How do you protect freepbx from malicious activities?

I was told that hackers target freepbx systems, and to take caution. So I set up a system and left it on a DMZ for 8 hours. When I logged in to SSH after 8 hours, I got a message saying that there were 85000 failed login attempts.

So how do you guys protect your internet connected freepbx systems?

I can confirm they target Asterisk systems and how you secure it is by locking down ports and requiring provisioning authentication. I’d suggest over securing everything even if it adds a little difficulty.

The new firewall, that comes with the distro, is badly documented and takes a while to learn all the quirks but it works very well with FreePBX, is quite powerful, and is easy to adjust on the fly (Once you know what to do). I’ve been getting it working to its full extent and it along with sysadmin keeps the system very secure.

Any tips you can provide from your experience with it?

Unplug it.

Realistically there is no absolute way to protect any device that is powered on. Just follow basic common sense security

Firewall with a whitelist of people with external access OR no external access
Use secure passwords for sip accounts and other items
Don’t allow anonymous callers
KEEP YOUR SYSTEM UP TO DATE

Whenever there is a exploit released for Asterisk or FreePBX they usually go through a responsible disclosure process. This means we get time to fix the exploit before it is released in to the wild.
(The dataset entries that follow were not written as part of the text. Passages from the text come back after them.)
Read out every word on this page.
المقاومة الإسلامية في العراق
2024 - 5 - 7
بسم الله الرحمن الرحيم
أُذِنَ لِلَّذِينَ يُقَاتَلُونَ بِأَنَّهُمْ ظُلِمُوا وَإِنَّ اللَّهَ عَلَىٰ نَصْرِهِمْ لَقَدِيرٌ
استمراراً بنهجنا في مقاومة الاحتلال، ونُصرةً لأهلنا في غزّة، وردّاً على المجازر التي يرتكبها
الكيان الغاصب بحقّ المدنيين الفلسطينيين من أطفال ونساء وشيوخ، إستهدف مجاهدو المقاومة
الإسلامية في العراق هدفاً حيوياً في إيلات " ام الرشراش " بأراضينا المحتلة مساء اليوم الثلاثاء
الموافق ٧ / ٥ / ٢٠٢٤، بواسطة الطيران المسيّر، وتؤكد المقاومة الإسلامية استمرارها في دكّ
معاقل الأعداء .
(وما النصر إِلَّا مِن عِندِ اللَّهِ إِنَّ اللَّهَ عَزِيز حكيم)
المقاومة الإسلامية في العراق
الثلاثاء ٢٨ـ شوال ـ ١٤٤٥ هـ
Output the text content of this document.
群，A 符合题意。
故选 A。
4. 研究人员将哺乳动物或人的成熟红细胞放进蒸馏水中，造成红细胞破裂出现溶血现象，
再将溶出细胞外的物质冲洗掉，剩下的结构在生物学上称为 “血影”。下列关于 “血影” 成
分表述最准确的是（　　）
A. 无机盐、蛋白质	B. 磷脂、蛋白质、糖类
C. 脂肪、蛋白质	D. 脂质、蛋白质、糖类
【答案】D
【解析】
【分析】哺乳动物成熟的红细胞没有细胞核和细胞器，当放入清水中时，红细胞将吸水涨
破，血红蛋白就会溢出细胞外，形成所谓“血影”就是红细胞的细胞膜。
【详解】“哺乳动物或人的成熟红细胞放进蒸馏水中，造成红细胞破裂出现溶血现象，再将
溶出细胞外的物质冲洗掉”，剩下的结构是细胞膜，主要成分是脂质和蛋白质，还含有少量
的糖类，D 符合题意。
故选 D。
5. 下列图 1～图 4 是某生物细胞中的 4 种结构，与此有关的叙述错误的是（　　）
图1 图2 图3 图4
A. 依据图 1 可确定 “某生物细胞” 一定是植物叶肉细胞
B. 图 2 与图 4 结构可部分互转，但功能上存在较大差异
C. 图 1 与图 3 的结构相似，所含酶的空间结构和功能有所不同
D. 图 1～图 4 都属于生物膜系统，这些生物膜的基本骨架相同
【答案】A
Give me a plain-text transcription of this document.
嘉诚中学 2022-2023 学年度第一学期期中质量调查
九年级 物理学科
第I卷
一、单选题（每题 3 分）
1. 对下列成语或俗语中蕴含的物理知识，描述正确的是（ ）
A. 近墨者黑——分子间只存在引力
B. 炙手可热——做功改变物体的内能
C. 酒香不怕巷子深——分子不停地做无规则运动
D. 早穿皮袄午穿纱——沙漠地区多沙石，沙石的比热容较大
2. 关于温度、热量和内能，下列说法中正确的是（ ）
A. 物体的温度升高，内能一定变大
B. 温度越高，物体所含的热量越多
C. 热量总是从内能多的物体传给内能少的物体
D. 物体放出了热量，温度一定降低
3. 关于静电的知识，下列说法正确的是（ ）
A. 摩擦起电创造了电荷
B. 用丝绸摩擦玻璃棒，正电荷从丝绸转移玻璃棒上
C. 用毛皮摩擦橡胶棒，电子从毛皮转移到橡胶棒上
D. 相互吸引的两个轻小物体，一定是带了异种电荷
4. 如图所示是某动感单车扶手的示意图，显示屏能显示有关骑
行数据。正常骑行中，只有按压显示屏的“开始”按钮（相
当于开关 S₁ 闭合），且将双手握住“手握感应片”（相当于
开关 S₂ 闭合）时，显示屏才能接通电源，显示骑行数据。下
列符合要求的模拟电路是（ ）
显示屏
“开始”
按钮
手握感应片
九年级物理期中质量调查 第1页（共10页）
If you stay up to date you will be safe from most public exploits.

1 Like

+1 for jfinstrom’s answer.

VoIP systems are a very big target worldwide.

-Make sure all your passwords are strong, like the root account for SSH, phone registration passwords, provisioning, FreePBX admin account, FreePBX user accounts, voicemail passwords, admin passwords for your physical phones, PBX authentication to your VoIP provider, admin account for your VoIP provider…
-If you can, don’t allow ANY port forwarding to your PBX. I believe an IAX2 trunk is better at this than a SIP trunk. If you must allow incoming connections, try using IP whitelisting or requiring a VPN.
-my VoIP provider, voip.ms, lets me configure LOTS of things related to security. I can block calls to/from countries, set time limits, pre-pay an account balance, get email notifications about dozens of things, whitelist an IP for my FreePBX, etc. Fully investigate every option you can find on your VoIP provider’s website.

Even with the elided caveat, the first step in securing the system is to use the firewall that’s built into the system.